Physical and Mental Performance (Part 2)

We were talking about the connection between one’s physical and mental performance and found that exercise and fitness definitely affects mental performance.  With regards to duration, however, it appears that improved mental performance is apparent after a “warm-up” period, leading up to a moderately intense level of exercise (about 75% of your max heart rate), and lasts until physical fatigue.  Fatigue, of course, is based on an individual’s fitness level.  Once fatigued, mental performance could actually decline to a level lower than when you started!  Worry not, it’s only temporary!  The reason for this improvement lies in the increased flow of blood and stimulation of neurotransmissions.  Note that the ability of your blood to carry oxygen, nutrients, and fuel to the brain, thus improving brain function, may be improved through cellular cleansing, but that is a topic for another time.  For this discussion and in general, the more blood, the better.
Though physically fit people tend to have greater motivation, eat healthier, and are generally more alert and engaged, there is no evidence that fit people operate at a higher level of mental performance in between exercise sessions.  Dehydration, on the other hand, in alignment with the point made in my previous post, is directly connected to a notable reduction in mental performance, whether it is exercise-induced or caused by other factors.  Luckily, rehydration will return cognitive function quickly, especially if sugar-containing fluids are consumed rather than no-calorie fluids.
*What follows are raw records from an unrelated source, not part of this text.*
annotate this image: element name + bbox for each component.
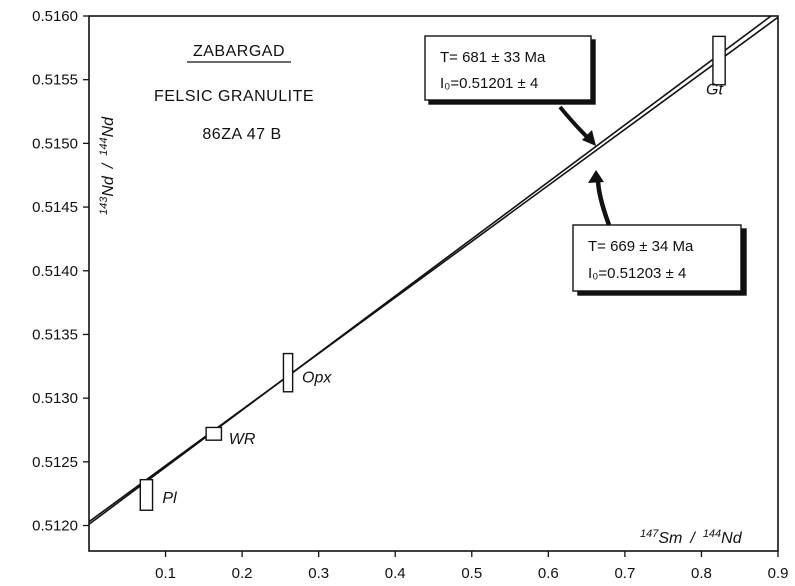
chart-title: ZABARGAD: [193, 43, 285, 60]
y-axis-ticks: 0.5120 0.5125 0.5130 0.5135 0.5140 0.5145 0.51…: [32, 8, 89, 535]
x-tick-label: 0.3: [308, 565, 329, 582]
arrow-1-head: [582, 130, 596, 146]
isochron-label-box-1: T= 681 ± 33 Ma I₀=0.51201 ± 4: [424, 35, 596, 105]
x-tick-label: 0.9: [768, 565, 789, 582]
point-label-wr: WR: [229, 431, 256, 448]
y-axis-label: 143Nd/144Nd: [98, 116, 117, 215]
x-tick-label: 0.6: [538, 565, 559, 582]
y-tick-label: 0.5145: [32, 199, 78, 216]
x-tick-label: 0.7: [614, 565, 635, 582]
x-tick-label: 0.1: [155, 565, 176, 582]
isochron-intercept-1: I₀=0.51201 ± 4: [440, 75, 538, 92]
chart-subtitle: FELSIC GRANULITE: [154, 88, 314, 105]
arrow-1: [558, 105, 592, 142]
x-axis-label: 147Sm/144Nd: [640, 528, 743, 547]
arrow-2: [595, 178, 612, 226]
x-tick-label: 0.4: [385, 565, 406, 582]
x-axis-ticks: 0.1 0.2 0.3 0.4 0.5 0.6 0.7 0.8 0.9: [155, 551, 788, 582]
y-tick-label: 0.5150: [32, 135, 78, 152]
sample-id: 86ZA 47 B: [202, 126, 281, 143]
x-tick-label: 0.2: [232, 565, 253, 582]
point-label-gt: Gt: [706, 82, 723, 99]
point-label-opx: Opx: [302, 370, 332, 387]
x-tick-label: 0.5: [461, 565, 482, 582]
isochron-line-2: [89, 16, 778, 523]
plot-frame: [88, 15, 779, 552]
error-box-wr: [205, 426, 223, 441]
y-tick-label: 0.5125: [32, 454, 78, 471]
y-tick-label: 0.5135: [32, 326, 78, 343]
y-tick-label: 0.5160: [32, 8, 78, 25]
y-tick-label: 0.5155: [32, 72, 78, 89]
data-points: Pl WR Opx Gt: [139, 35, 726, 511]
point-label-pl: Pl: [162, 490, 177, 507]
isochron-age-2: T= 669 ± 34 Ma: [588, 238, 694, 255]
isochron-line-1: [89, 16, 773, 525]
isochron-label-box-2: T= 669 ± 34 Ma I₀=0.51203 ± 4: [572, 224, 747, 296]
y-tick-label: 0.5130: [32, 390, 78, 407]
y-tick-label: 0.5120: [32, 518, 78, 535]
y-tick-label: 0.5140: [32, 263, 78, 280]
error-box-opx: [282, 352, 294, 393]
isochron-lines: [89, 16, 778, 525]
x-tick-label: 0.8: [691, 565, 712, 582]
arrow-2-head: [588, 170, 604, 183]
isochron-age-1: T= 681 ± 33 Ma: [440, 49, 546, 66]
error-box-gt: [712, 35, 726, 86]
isochron-intercept-2: I₀=0.51203 ± 4: [588, 265, 686, 282]
error-box-pl: [139, 478, 154, 511]
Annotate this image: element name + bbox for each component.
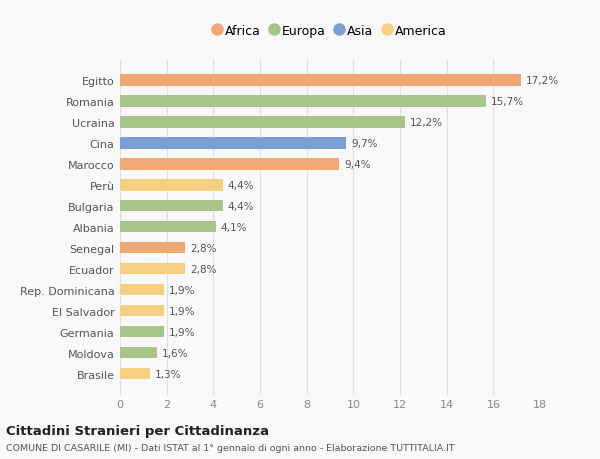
Text: 9,7%: 9,7% — [351, 139, 377, 148]
Bar — [120, 75, 521, 86]
Text: COMUNE DI CASARILE (MI) - Dati ISTAT al 1° gennaio di ogni anno - Elaborazione T: COMUNE DI CASARILE (MI) - Dati ISTAT al … — [6, 443, 455, 452]
Text: 2,8%: 2,8% — [190, 264, 217, 274]
Legend: Africa, Europa, Asia, America: Africa, Europa, Asia, America — [211, 22, 449, 40]
Text: 1,9%: 1,9% — [169, 327, 196, 337]
Bar — [120, 326, 164, 338]
Bar — [120, 159, 340, 170]
Bar — [120, 117, 404, 128]
Text: 1,6%: 1,6% — [162, 348, 188, 358]
Bar — [120, 201, 223, 212]
Bar — [120, 284, 164, 296]
Text: 17,2%: 17,2% — [526, 76, 559, 86]
Text: 9,4%: 9,4% — [344, 159, 371, 169]
Text: 12,2%: 12,2% — [409, 118, 442, 128]
Bar — [120, 221, 215, 233]
Bar — [120, 368, 151, 380]
Text: Cittadini Stranieri per Cittadinanza: Cittadini Stranieri per Cittadinanza — [6, 425, 269, 437]
Text: 15,7%: 15,7% — [491, 96, 524, 106]
Text: 1,3%: 1,3% — [155, 369, 182, 379]
Text: 4,4%: 4,4% — [227, 180, 254, 190]
Bar — [120, 242, 185, 254]
Text: 1,9%: 1,9% — [169, 285, 196, 295]
Text: 4,4%: 4,4% — [227, 202, 254, 211]
Text: 2,8%: 2,8% — [190, 243, 217, 253]
Bar — [120, 263, 185, 275]
Text: 1,9%: 1,9% — [169, 306, 196, 316]
Bar — [120, 96, 487, 107]
Bar — [120, 179, 223, 191]
Text: 4,1%: 4,1% — [220, 222, 247, 232]
Bar — [120, 305, 164, 317]
Bar — [120, 138, 346, 149]
Bar — [120, 347, 157, 358]
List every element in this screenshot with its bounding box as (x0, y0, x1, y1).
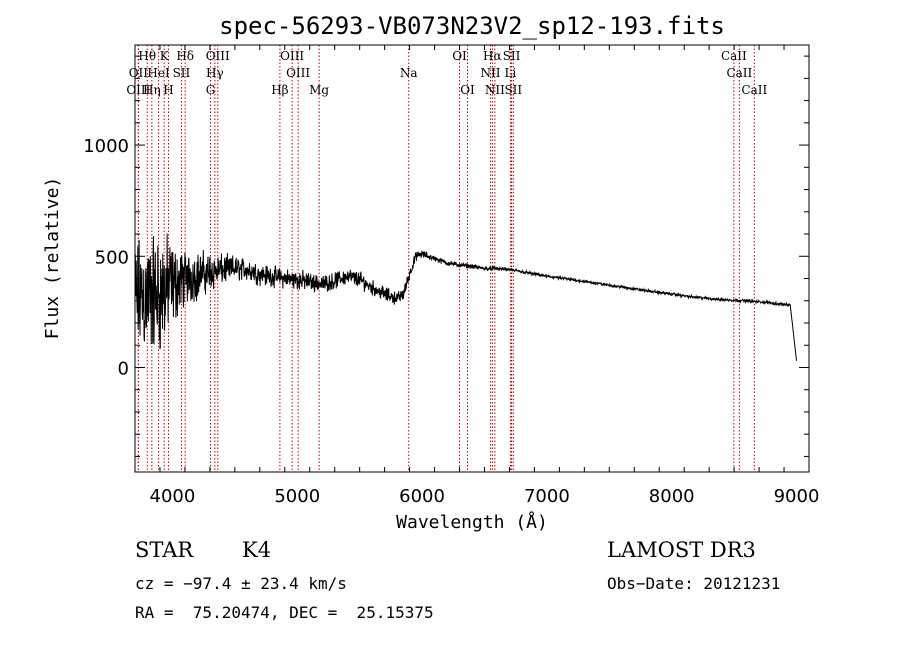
x-tick-label: 7000 (524, 486, 570, 507)
line-label-3: OIII (206, 49, 230, 63)
line-label-6: Hα (483, 49, 502, 63)
spectrum-line (134, 233, 797, 361)
line-label-4: OIII (280, 49, 304, 63)
plot-frame (134, 44, 810, 473)
x-tick-label: 5000 (274, 486, 320, 507)
x-tick-label: 4000 (150, 486, 196, 507)
line-label-15: NII (480, 66, 500, 80)
line-label-18: OIII (126, 83, 150, 97)
redshift-velocity: cz = −97.4 ± 23.4 km/s (135, 574, 347, 593)
line-label-10: HeI (147, 66, 170, 80)
coordinates: RA = 75.20474, DEC = 25.15375 (135, 603, 434, 622)
line-label-24: OI (460, 83, 475, 97)
line-label-7: SII (503, 49, 521, 63)
y-tick-label: 0 (118, 358, 129, 379)
line-label-26: SII (504, 83, 522, 97)
line-label-0: Hθ (138, 49, 156, 63)
line-label-23: Mg (309, 83, 329, 97)
line-label-16: Li (505, 66, 517, 80)
line-label-2: Hδ (176, 49, 194, 63)
line-label-14: Na (400, 66, 418, 80)
y-axis-label: Flux (relative) (42, 177, 63, 340)
line-label-12: Hγ (206, 66, 224, 80)
object-class: STAR (135, 538, 194, 562)
spectral-line-markers (137, 45, 755, 472)
line-label-19: Hη (143, 83, 161, 97)
x-tick-label: 9000 (774, 486, 820, 507)
line-label-8: CaII (721, 49, 747, 63)
line-label-21: G (206, 83, 216, 97)
x-axis-label: Wavelength (Å) (396, 511, 548, 533)
line-label-11: SII (173, 66, 191, 80)
chart-title: spec-56293-VB073N23V2_sp12-193.fits (219, 12, 725, 40)
axis-ticks: 4000 5000 6000 7000 8000 9000 0 500 1000 (83, 45, 819, 507)
observation-date: Obs−Date: 20121231 (607, 574, 781, 593)
y-tick-label: 1000 (83, 136, 129, 157)
line-label-17: CaII (726, 66, 752, 80)
spectral-subclass: K4 (242, 538, 272, 562)
x-tick-label: 6000 (399, 486, 445, 507)
line-label-25: NII (485, 83, 505, 97)
y-tick-label: 500 (95, 247, 129, 268)
survey-release: LAMOST DR3 (607, 538, 756, 562)
line-label-1: K (160, 49, 170, 63)
line-label-5: OI (452, 49, 467, 63)
line-label-22: Hβ (271, 83, 288, 97)
line-label-20: H (163, 83, 173, 97)
line-label-13: OIII (286, 66, 310, 80)
x-tick-label: 8000 (649, 486, 695, 507)
line-label-9: OII (129, 66, 149, 80)
line-label-27: CaII (741, 83, 767, 97)
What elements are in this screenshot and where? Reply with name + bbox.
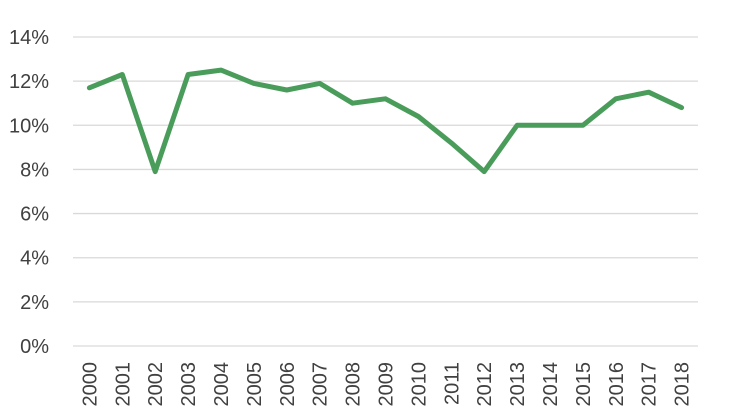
y-tick-label: 4% [20,248,49,270]
series-lines [86,67,685,175]
x-axis-tick-labels: 2000 2001 2002 2003 2004 2005 2006 2007 2008 2009… [79,362,693,407]
y-tick-label: 8% [20,159,49,181]
x-tick-label: 2002 [145,362,167,407]
x-tick-label: 2003 [178,362,200,407]
series-line-0 [86,67,685,175]
y-tick-label: 2% [20,292,49,314]
y-tick-label: 0% [20,336,49,358]
x-tick-label: 2007 [310,362,332,407]
x-tick-label: 2010 [408,362,430,407]
y-tick-label: 14% [9,27,49,49]
x-tick-label: 2005 [244,362,266,407]
x-tick-label: 2017 [639,362,661,407]
x-tick-label: 2012 [474,362,496,407]
x-tick-label: 2009 [376,362,398,407]
x-tick-label: 2015 [573,362,595,407]
x-tick-label: 2013 [507,362,529,407]
x-tick-label: 2000 [79,362,101,407]
y-tick-label: 10% [9,115,49,137]
x-tick-label: 2014 [540,362,562,407]
x-tick-label: 2011 [441,362,463,405]
x-tick-label: 2018 [672,362,694,407]
y-axis-tick-labels: 0% 2% 4% 6% 8% 10% 12% 14% [9,27,49,358]
x-tick-label: 2001 [112,362,134,407]
y-tick-label: 12% [9,71,49,93]
y-tick-label: 6% [20,204,49,226]
gridlines [73,36,698,347]
x-tick-label: 2006 [277,362,299,407]
x-tick-label: 2016 [606,362,628,407]
x-tick-label: 2004 [211,362,233,407]
x-tick-label: 2008 [343,362,365,407]
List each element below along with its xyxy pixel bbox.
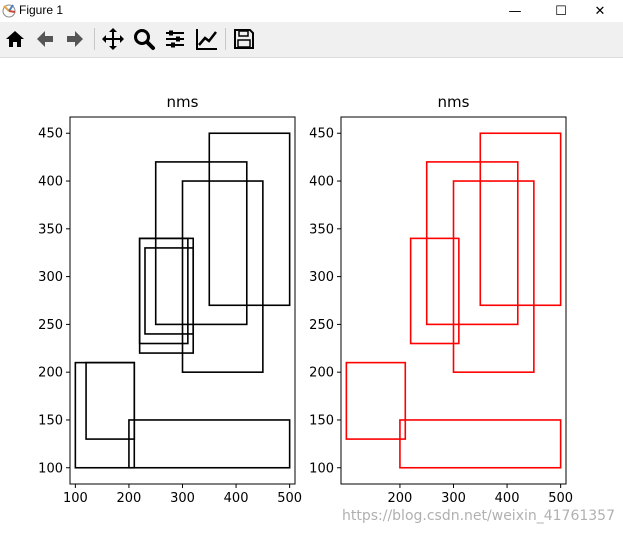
y-tick-label: 450	[309, 127, 334, 142]
x-tick-label: 300	[441, 491, 466, 506]
x-tick-label: 400	[224, 491, 249, 506]
navigation-toolbar	[0, 22, 623, 58]
y-tick-label: 400	[309, 175, 334, 190]
y-tick-label: 100	[38, 461, 63, 476]
axes-left: 100 200 300 400 500 100 150 200 250 300 350 400 450 n…	[38, 93, 302, 506]
x-tick-label: 300	[170, 491, 195, 506]
axes-title: nms	[167, 93, 199, 111]
zoom-button[interactable]	[131, 26, 157, 52]
box-7	[181, 180, 264, 373]
zoom-icon	[134, 29, 155, 50]
y-tick-label: 200	[38, 366, 63, 381]
box-8	[208, 132, 291, 307]
minimize-button[interactable]: —	[492, 0, 538, 22]
matplotlib-logo-icon	[2, 4, 16, 18]
forward-icon	[67, 31, 83, 47]
window-title: Figure 1	[19, 3, 64, 17]
save-button[interactable]	[231, 26, 257, 52]
title-bar: Figure 1 — ☐ ✕	[0, 0, 623, 22]
pan-button[interactable]	[100, 26, 126, 52]
maximize-icon: ☐	[555, 3, 567, 19]
y-tick-label: 350	[309, 222, 334, 237]
y-tick-label: 150	[309, 413, 334, 428]
y-tick-label: 200	[309, 366, 334, 381]
y-tick-label: 400	[38, 175, 63, 190]
subplots-button[interactable]	[162, 26, 188, 52]
y-tick-label: 250	[309, 318, 334, 333]
minimize-icon: —	[508, 3, 522, 19]
y-tick-label: 250	[38, 318, 63, 333]
maximize-button[interactable]: ☐	[538, 0, 584, 22]
box-1	[399, 419, 562, 469]
x-tick-label: 100	[63, 491, 88, 506]
box-5	[479, 132, 562, 307]
box-1	[85, 361, 136, 440]
close-icon: ✕	[594, 3, 606, 19]
box-2	[128, 419, 291, 469]
forward-button[interactable]	[62, 26, 88, 52]
figure-canvas[interactable]: 100 200 300 400 500 100 150 200 250 300 350 400 450 n…	[0, 58, 623, 534]
box-6	[154, 161, 248, 326]
box-4	[144, 247, 195, 335]
toolbar-separator	[94, 28, 95, 50]
close-button[interactable]: ✕	[577, 0, 623, 22]
y-tick-label: 150	[38, 413, 63, 428]
back-icon	[37, 31, 53, 47]
x-tick-label: 500	[277, 491, 302, 506]
x-tick-label: 200	[117, 491, 142, 506]
axes-title: nms	[438, 93, 470, 111]
toolbar-separator	[225, 28, 226, 50]
box-5	[138, 237, 189, 345]
x-tick-label: 500	[548, 491, 573, 506]
edit-curves-button[interactable]	[194, 26, 220, 52]
box-3	[138, 237, 195, 354]
box-2	[409, 237, 460, 345]
edit-curves-icon	[196, 29, 217, 50]
home-button[interactable]	[2, 26, 28, 52]
y-tick-label: 350	[38, 222, 63, 237]
x-tick-label: 200	[388, 491, 413, 506]
box-0	[74, 361, 136, 469]
y-tick-label: 300	[309, 270, 334, 285]
save-icon	[234, 29, 254, 49]
box-4	[452, 180, 535, 373]
pan-icon	[102, 28, 124, 50]
y-tick-label: 300	[38, 270, 63, 285]
y-tick-label: 450	[38, 127, 63, 142]
watermark-text: https://blog.csdn.net/weixin_41761357	[341, 508, 615, 524]
y-tick-label: 100	[309, 461, 334, 476]
home-icon	[6, 31, 24, 47]
box-3	[425, 161, 519, 326]
x-tick-label: 400	[495, 491, 520, 506]
subplots-icon	[166, 30, 184, 48]
box-0	[345, 361, 407, 440]
axes-right: 200 300 400 500 100 150 200 250 300 350 400 450 nms	[309, 93, 573, 506]
back-button[interactable]	[32, 26, 58, 52]
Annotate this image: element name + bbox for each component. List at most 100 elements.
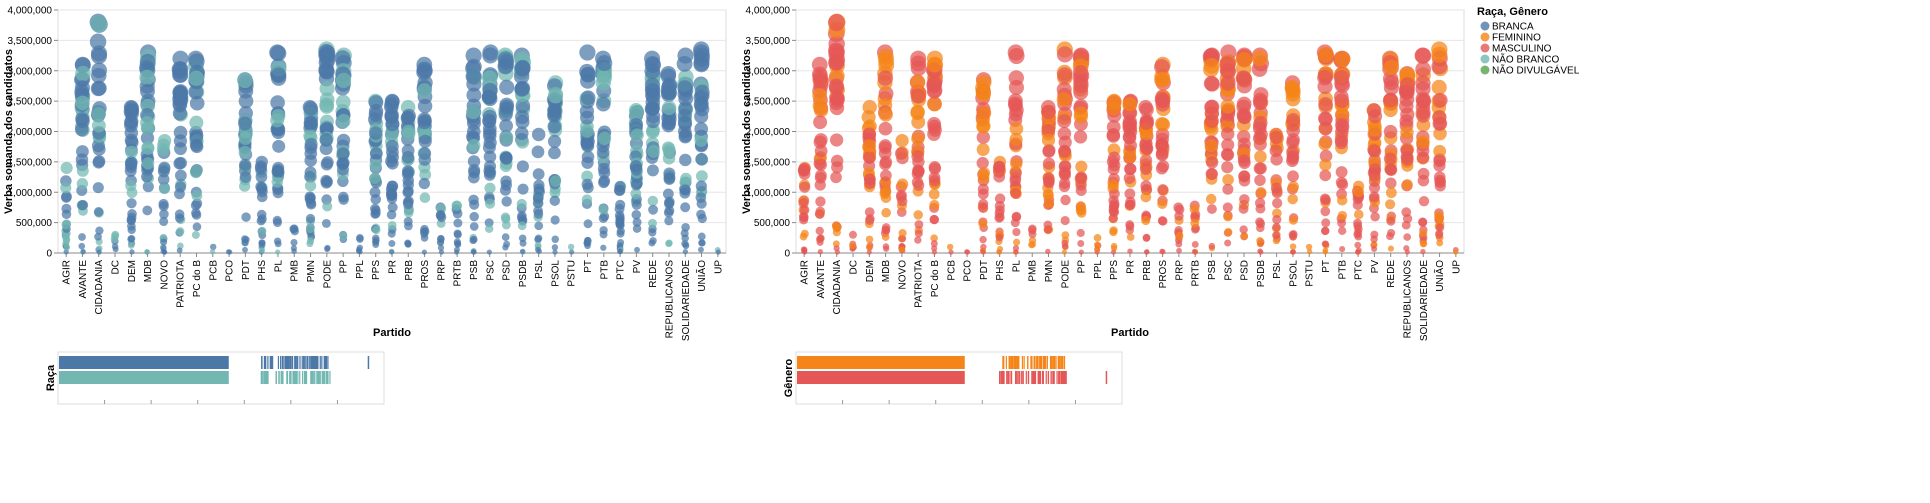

In the short run, each session of aerobic exercise has the potential to give you a double benefit for your time spent. Not only will you be improving your fitness, your ability to concentrate on and perform mental tasks also will likely be enhanced.  In the long run, physical activity appears to be at least as important in staying mentally sharp as keeping your mind active and maintaining strong social connections. Multiple studies have shown that people who exercise regularly will have less age-related mental performance degradation and lose less brain tissue seen on MRI and PET scans.